The statement Tuesday by the Holocaust memorial and museum in Jerusalem comes in the wake of a controversy over Friday’s White House statement marking International Holocaust Remembrance Day, which failed to mention Jews or anti-Semitism.
“Yad Vashem representatives stressed to all that the Holocaust was the unprecedented genocide of six million Jews, perpetrated by Nazi Germany and its collaborators, motivated by a radically racist, anti-Semitic ideology, which sought the annihilation of the Jewish people, its culture and its heritage,” the statement from Yad Vashem said in discussing several of the events it held in commemoration of the remembrance day. “The Nazis’ barbaric intent and policy to wipe out an entire people violated the fundamental tenets of human morality, thus making the Holocaust a distinct event of eternal universal significance.

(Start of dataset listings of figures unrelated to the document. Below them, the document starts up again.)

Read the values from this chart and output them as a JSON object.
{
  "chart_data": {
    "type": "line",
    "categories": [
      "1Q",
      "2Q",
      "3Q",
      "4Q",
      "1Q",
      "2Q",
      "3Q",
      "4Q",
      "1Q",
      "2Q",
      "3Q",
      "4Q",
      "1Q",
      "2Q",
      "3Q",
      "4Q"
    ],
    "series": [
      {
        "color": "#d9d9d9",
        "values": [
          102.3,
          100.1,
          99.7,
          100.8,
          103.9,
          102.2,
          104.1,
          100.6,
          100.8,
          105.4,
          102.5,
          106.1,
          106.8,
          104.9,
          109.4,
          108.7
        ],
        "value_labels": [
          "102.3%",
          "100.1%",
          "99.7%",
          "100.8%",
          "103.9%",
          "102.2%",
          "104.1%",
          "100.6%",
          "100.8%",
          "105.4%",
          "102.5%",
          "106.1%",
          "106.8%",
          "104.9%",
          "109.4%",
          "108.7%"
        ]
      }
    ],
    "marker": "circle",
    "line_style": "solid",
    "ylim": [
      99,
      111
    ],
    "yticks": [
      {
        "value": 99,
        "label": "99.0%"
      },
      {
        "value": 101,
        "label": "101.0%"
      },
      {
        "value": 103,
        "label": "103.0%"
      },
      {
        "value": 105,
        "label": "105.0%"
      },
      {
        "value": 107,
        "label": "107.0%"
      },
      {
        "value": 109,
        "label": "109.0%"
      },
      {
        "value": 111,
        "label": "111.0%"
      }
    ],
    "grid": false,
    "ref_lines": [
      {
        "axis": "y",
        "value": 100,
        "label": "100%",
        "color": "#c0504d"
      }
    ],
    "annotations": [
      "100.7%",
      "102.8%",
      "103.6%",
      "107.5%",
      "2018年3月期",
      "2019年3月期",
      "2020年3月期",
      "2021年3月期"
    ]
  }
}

“Yad Vashem emphasizes the imperative to understand the Holocaust in a historically accurate manner, in order to ensure that it remains a perpetually relevant component of human consciousness and discourse throughout the world.”
The statement followed a day after the U.S. Holocaust Memorial Museum released a statement saying “Millions of other innocent civilians were persecuted and murdered by the Nazis, but the elimination of Jews was central to Nazi policy.”
That statement also said: “As Elie Wiesel said, ‘Not all victims were Jews, but all Jews were victims. … The Holocaust teaches us profound truths about human societies and our capacity for evil. An accurate understanding of this history is critical if we are to learn its lessons and honor its victims.”
Jewish critics have said that omitting Jews from Holocaust commemoration statements, wittingly or not, plays into the agenda of groups that seek to diminish the Nazi genocide of the Jews.
Since the controversy over the White House statement erupted, Trump administration spokespeople, including his chief of staff, Reince Priebus, press secretary, Sean Spicer, and spokeswoman Hope Hicks have doubled down on the argument that they chose not single out Jews in order to be “inclusive.”